A question that comes up is: Are moral nihilism and ethical nihilism the same thing? The same question could be asked about: moral absolutism versus ethical absolutism and moral relativism versus ethical relativism. Gringo300 22:44, 1 February 2007 (UTC)

They are the same thing. And in most contexts "moral" and "ethical" are interchangeable. For example, moral egoism and ethical egoism (as opposed to psychological egoism) are the same view. -- Jaymay 18:04, 31 August 2007 (UTC)

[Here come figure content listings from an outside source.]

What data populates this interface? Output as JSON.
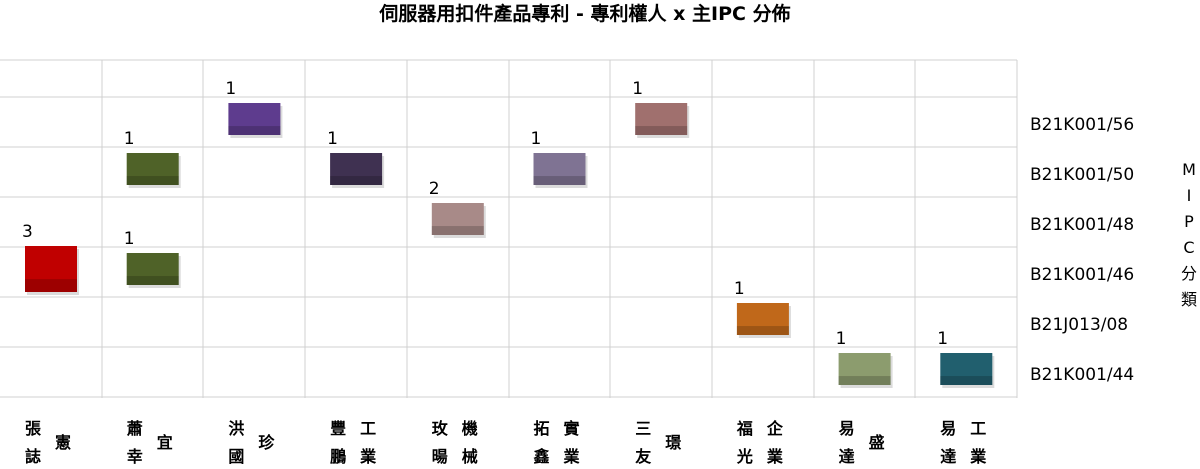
{
  "chart_data": {
    "type": "scatter",
    "title": "伺服器用扣件產品專利 - 專利權人 x 主IPC 分佈",
    "ylabel": "MIPC分類",
    "categories": [
      [
        "張憲",
        "誌"
      ],
      [
        "蕭宜",
        "幸"
      ],
      [
        "洪珍",
        "國"
      ],
      [
        "豐工",
        "鵬業"
      ],
      [
        "玫機",
        "暘械"
      ],
      [
        "拓實",
        "鑫業"
      ],
      [
        "三璟",
        "友"
      ],
      [
        "福企",
        "光業"
      ],
      [
        "易盛",
        "達"
      ],
      [
        "易工",
        "達業"
      ]
    ],
    "ipc_classes": [
      "B21K001/56",
      "B21K001/50",
      "B21K001/48",
      "B21K001/46",
      "B21J013/08",
      "B21K001/44"
    ],
    "points": [
      {
        "assignee": 0,
        "ipc": "B21K001/46",
        "value": 3,
        "color": "#c00000"
      },
      {
        "assignee": 1,
        "ipc": "B21K001/50",
        "value": 1,
        "color": "#4f6228"
      },
      {
        "assignee": 1,
        "ipc": "B21K001/46",
        "value": 1,
        "color": "#4f6228"
      },
      {
        "assignee": 2,
        "ipc": "B21K001/56",
        "value": 1,
        "color": "#5e3c8e"
      },
      {
        "assignee": 3,
        "ipc": "B21K001/50",
        "value": 1,
        "color": "#3f3151"
      },
      {
        "assignee": 4,
        "ipc": "B21K001/48",
        "value": 2,
        "color": "#a88a88"
      },
      {
        "assignee": 5,
        "ipc": "B21K001/50",
        "value": 1,
        "color": "#7f7393"
      },
      {
        "assignee": 6,
        "ipc": "B21K001/56",
        "value": 1,
        "color": "#a0706e"
      },
      {
        "assignee": 7,
        "ipc": "B21J013/08",
        "value": 1,
        "color": "#c0681a"
      },
      {
        "assignee": 8,
        "ipc": "B21K001/44",
        "value": 1,
        "color": "#8c9c6e"
      },
      {
        "assignee": 9,
        "ipc": "B21K001/44",
        "value": 1,
        "color": "#215f6e"
      }
    ],
    "grid": true
  }
}
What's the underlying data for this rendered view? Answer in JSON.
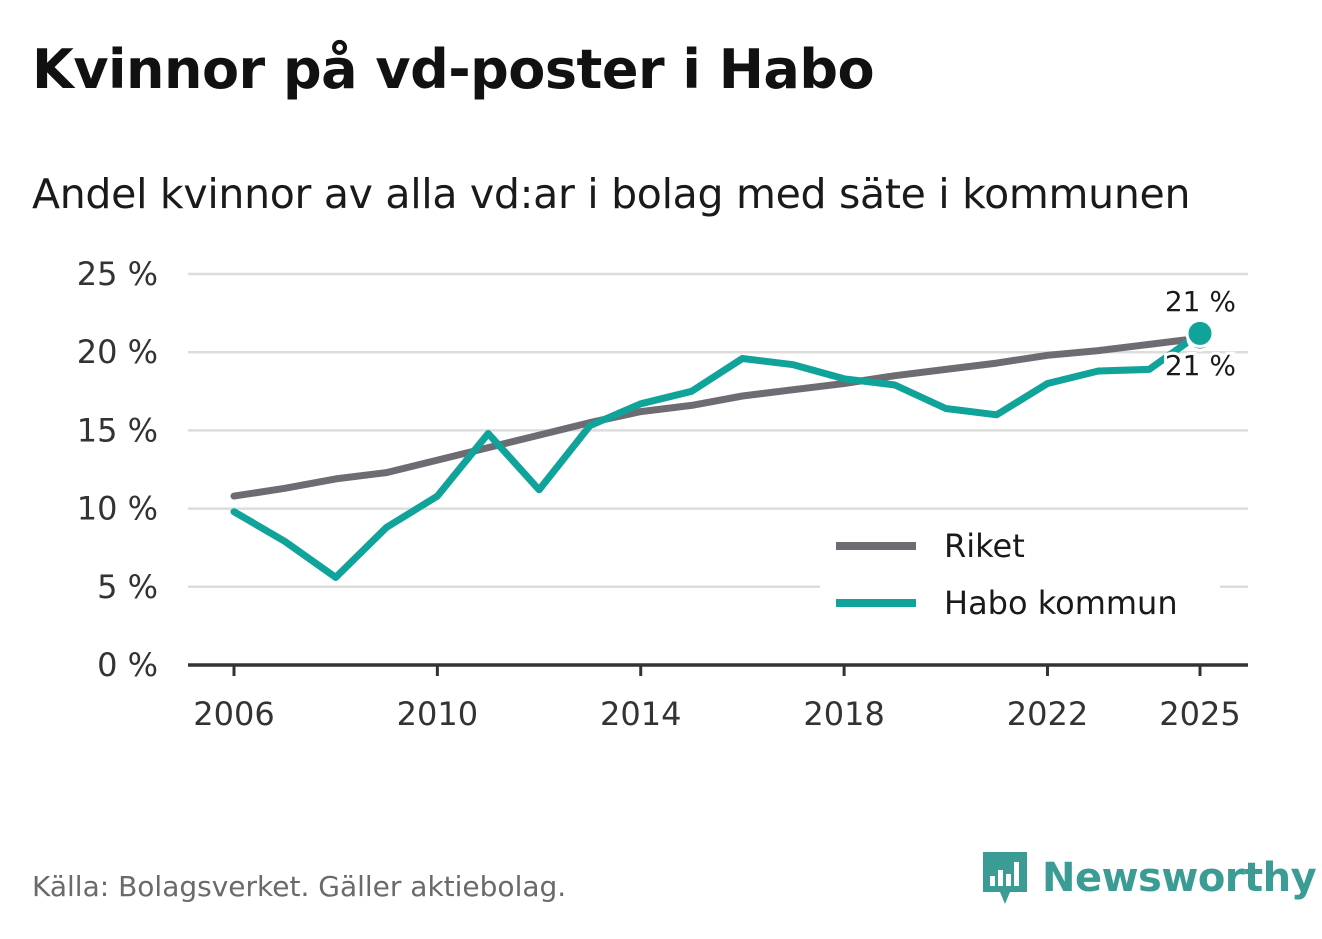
{
  "title": "Kvinnor på vd-poster i Habo",
  "subtitle": "Andel kvinnor av alla vd:ar i bolag med säte i kommunen",
  "source": "Källa: Bolagsverket. Gäller aktiebolag.",
  "brand": "Newsworthy",
  "colors": {
    "riket": "#6e6c72",
    "habo": "#10a39a",
    "grid": "#dddddd",
    "axis": "#333333",
    "brand": "#3a9c95"
  },
  "chart_data": {
    "type": "line",
    "title": "Kvinnor på vd-poster i Habo",
    "subtitle": "Andel kvinnor av alla vd:ar i bolag med säte i kommunen",
    "xlabel": "",
    "ylabel": "",
    "xlim": [
      2006,
      2025
    ],
    "ylim": [
      0,
      25
    ],
    "y_ticks": [
      0,
      5,
      10,
      15,
      20,
      25
    ],
    "y_tick_labels": [
      "0 %",
      "5 %",
      "10 %",
      "15 %",
      "20 %",
      "25 %"
    ],
    "x_ticks": [
      2006,
      2010,
      2014,
      2018,
      2022,
      2025
    ],
    "x_tick_labels": [
      "2006",
      "2010",
      "2014",
      "2018",
      "2022",
      "2025"
    ],
    "grid": true,
    "legend_position": "bottom-right",
    "x": [
      2006,
      2007,
      2008,
      2009,
      2010,
      2011,
      2012,
      2013,
      2014,
      2015,
      2016,
      2017,
      2018,
      2019,
      2020,
      2021,
      2022,
      2023,
      2024,
      2025
    ],
    "series": [
      {
        "name": "Riket",
        "color": "#6e6c72",
        "values": [
          10.8,
          11.3,
          11.9,
          12.3,
          13.1,
          13.9,
          14.7,
          15.5,
          16.2,
          16.6,
          17.2,
          17.6,
          18.0,
          18.5,
          18.9,
          19.3,
          19.8,
          20.1,
          20.5,
          20.9
        ],
        "end_label": "21 %"
      },
      {
        "name": "Habo kommun",
        "color": "#10a39a",
        "values": [
          9.8,
          7.9,
          5.6,
          8.8,
          10.8,
          14.8,
          11.2,
          15.3,
          16.7,
          17.5,
          19.6,
          19.2,
          18.3,
          17.9,
          16.4,
          16.0,
          18.0,
          18.8,
          18.9,
          21.2
        ],
        "end_label": "21 %"
      }
    ]
  }
}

[edit] Panagiotis Kondylis?

I just removed the following text from the article:

Value Nihilism and Panagiotis Kondylis
One of the most prominent nihilists in later years in German cyrcles of thinkers. Continuing the tradition of Weber, Marx, Nietzche he formed his own theory of description as the main scientific goal (contrary to normative claims of humanism) and described human condition in the basis of moral indifference, constant conflict between Friends and Enemies and the use of Ideology as a mean to the fundmental anthropological state of war.
In Power and Decision, one of his most famous books, he claimed that all human ideologies, perceptions and beliefs were nothing more than an effort to give to our personal interests a normative form and an objective character, deriving from our "decision" on what means we should use, who should be our friends and who our foes in our big Hobbesian struggle for -what was the most primitive and common goal among all humans- self-preservation. Ideologies are nothing more than a part of our personal "world-construction" (κοσμοκατασκευή) and our world-construction is a subjective view of the world deriving from our interests and Hobbesian survival instincts. From this point of view, he claimed that ideology and opinion in general are used as a weapon in our everyday struggle for "power" which will allow as to self-preserve ourselves.

While the information may deserve inclusion, it was poorly written, incorrectly formatted, and improperly placed. Perhaps we need to think about changing Moral Nihilists in History into two sections, one on moral nihilist philosophers and and the other on moral nihilists in literature/popular culture. But is that even an appropriate way to expand this article? I don't know. I think it is worth noting, however, that Panagiotis Kondylis' moral nihilism is not even mentioned in his own Wikipedia article.